Support morphological and syntactic diacritization with the possibility of using each separately.

Has an average diacritization speed of 35 words per second when using CPU while its speed reaches 150 words per second with the GPU.

Ability to enforce or ignore input diacritics.

Support user preferences list of diacritized words.

Support major text formats for inputs and outputs (TXT, DOC(X), ODT, RTF).

Ability to diacritize English words written in Arabic letters as well as Arabic words that has not been seen before with high accuracy.
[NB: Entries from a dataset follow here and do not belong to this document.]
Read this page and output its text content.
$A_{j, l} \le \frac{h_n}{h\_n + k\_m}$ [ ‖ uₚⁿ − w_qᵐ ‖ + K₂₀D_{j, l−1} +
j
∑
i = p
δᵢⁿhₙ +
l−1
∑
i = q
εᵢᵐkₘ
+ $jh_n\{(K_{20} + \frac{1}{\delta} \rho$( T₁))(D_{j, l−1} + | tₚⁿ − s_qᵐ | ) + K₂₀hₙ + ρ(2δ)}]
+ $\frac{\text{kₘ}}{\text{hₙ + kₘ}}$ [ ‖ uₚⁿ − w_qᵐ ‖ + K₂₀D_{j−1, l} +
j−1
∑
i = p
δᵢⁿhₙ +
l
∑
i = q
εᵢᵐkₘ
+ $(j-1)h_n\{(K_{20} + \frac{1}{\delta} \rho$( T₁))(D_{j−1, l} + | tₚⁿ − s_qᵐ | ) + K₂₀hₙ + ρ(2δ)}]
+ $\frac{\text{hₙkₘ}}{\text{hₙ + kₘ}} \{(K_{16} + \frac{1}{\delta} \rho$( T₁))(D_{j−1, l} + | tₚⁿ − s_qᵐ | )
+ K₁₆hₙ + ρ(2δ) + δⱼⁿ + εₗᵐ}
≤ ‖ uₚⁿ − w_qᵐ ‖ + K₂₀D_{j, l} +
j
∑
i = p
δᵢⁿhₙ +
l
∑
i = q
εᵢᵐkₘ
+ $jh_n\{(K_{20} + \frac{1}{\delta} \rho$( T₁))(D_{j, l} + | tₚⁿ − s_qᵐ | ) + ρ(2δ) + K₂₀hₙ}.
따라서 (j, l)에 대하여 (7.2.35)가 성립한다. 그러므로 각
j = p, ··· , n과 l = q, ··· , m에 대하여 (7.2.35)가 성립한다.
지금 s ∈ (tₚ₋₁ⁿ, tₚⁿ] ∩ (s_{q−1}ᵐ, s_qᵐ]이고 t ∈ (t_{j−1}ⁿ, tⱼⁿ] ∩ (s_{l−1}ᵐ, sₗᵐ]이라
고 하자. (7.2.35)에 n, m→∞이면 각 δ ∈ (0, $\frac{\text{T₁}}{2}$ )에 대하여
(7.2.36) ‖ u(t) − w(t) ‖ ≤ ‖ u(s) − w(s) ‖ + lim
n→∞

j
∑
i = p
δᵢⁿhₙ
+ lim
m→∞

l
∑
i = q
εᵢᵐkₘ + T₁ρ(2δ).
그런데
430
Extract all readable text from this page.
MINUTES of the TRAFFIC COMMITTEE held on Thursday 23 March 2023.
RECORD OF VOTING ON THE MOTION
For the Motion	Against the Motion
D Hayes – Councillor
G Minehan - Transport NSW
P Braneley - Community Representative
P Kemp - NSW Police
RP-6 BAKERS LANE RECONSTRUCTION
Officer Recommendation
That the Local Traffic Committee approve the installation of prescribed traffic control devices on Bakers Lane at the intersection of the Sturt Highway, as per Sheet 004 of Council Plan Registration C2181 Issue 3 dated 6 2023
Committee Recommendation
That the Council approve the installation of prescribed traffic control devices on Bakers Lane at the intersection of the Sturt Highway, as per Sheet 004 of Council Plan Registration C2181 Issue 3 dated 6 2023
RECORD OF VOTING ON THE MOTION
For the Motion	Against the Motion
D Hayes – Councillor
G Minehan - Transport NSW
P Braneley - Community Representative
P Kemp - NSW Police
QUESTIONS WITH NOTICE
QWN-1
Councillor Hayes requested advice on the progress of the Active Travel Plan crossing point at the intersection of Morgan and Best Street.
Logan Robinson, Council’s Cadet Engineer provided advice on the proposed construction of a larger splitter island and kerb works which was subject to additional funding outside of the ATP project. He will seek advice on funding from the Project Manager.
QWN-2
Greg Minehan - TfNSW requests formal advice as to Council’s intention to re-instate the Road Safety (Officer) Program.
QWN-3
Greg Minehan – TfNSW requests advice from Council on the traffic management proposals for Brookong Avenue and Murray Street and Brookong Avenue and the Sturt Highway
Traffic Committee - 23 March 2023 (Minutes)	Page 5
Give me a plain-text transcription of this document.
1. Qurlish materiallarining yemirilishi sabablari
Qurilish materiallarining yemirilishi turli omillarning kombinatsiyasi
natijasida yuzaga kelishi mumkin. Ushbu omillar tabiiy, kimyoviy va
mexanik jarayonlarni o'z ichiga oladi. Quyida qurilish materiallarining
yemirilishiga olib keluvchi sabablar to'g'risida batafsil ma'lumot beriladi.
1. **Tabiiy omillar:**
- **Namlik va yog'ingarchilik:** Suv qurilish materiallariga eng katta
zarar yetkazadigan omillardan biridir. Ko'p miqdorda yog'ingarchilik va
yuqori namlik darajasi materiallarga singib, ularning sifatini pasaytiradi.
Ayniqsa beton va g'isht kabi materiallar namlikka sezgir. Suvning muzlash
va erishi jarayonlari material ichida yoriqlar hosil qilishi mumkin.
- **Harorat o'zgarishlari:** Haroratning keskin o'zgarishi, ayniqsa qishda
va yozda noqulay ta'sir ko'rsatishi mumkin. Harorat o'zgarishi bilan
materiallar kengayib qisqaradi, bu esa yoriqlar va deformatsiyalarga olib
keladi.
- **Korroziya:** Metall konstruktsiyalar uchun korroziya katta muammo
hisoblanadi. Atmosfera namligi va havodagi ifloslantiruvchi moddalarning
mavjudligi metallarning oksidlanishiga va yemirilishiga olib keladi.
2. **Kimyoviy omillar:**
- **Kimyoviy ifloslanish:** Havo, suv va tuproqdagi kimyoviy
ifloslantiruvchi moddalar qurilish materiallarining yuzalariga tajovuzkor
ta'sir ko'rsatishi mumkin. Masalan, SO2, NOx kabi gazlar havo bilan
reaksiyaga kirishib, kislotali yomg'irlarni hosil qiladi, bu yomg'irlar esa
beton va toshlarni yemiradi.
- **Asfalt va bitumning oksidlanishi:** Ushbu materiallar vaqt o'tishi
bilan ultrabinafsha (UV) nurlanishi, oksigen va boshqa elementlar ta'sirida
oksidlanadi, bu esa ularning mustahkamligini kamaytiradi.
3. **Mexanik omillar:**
WHY TASHKEEL FOR ARABIC DIACRITIZATION?


  • Tashkeel contains a set of models that specially designed to serve Arabic language, making the recognizer outperforms its general-model counterparts.
  • Tashkeel improves your personal and business productivity as it is 40 times faster than manual diacritization with the possibility of faster processing rates using higher hardware specifications.
  • Tashkeel can be used to improve the performance of many other systems such as Text to Speech, Automatic Arabic Speech Recognition, and Search Engines.

TASHKEEL FAQS


Can Tashkeel pull text from a .DOCX file?
Yes, Tashkeel supports many text formats such as TXT, DOC(X), ODT, and RTF.
Can Tashkeel process an input text that already has diacritics?
Yes, Tashkeel can handle the diacritized input in two ways as desired by the user. It can process the entire text or just add diacritics to bare letters.
Can Tashkeel generate only the morphological diacritics while ignoring the syntactic diacritics?
Yes, Tashkeel has the ability to use each type of diacritics separately.
What will happen if a text contains numbers or English letters is entered?
Tashkeel has a preprocessing module that can recognize and set aside non-Arabic characters while preserving their contexts and then displaying them as they are in the output.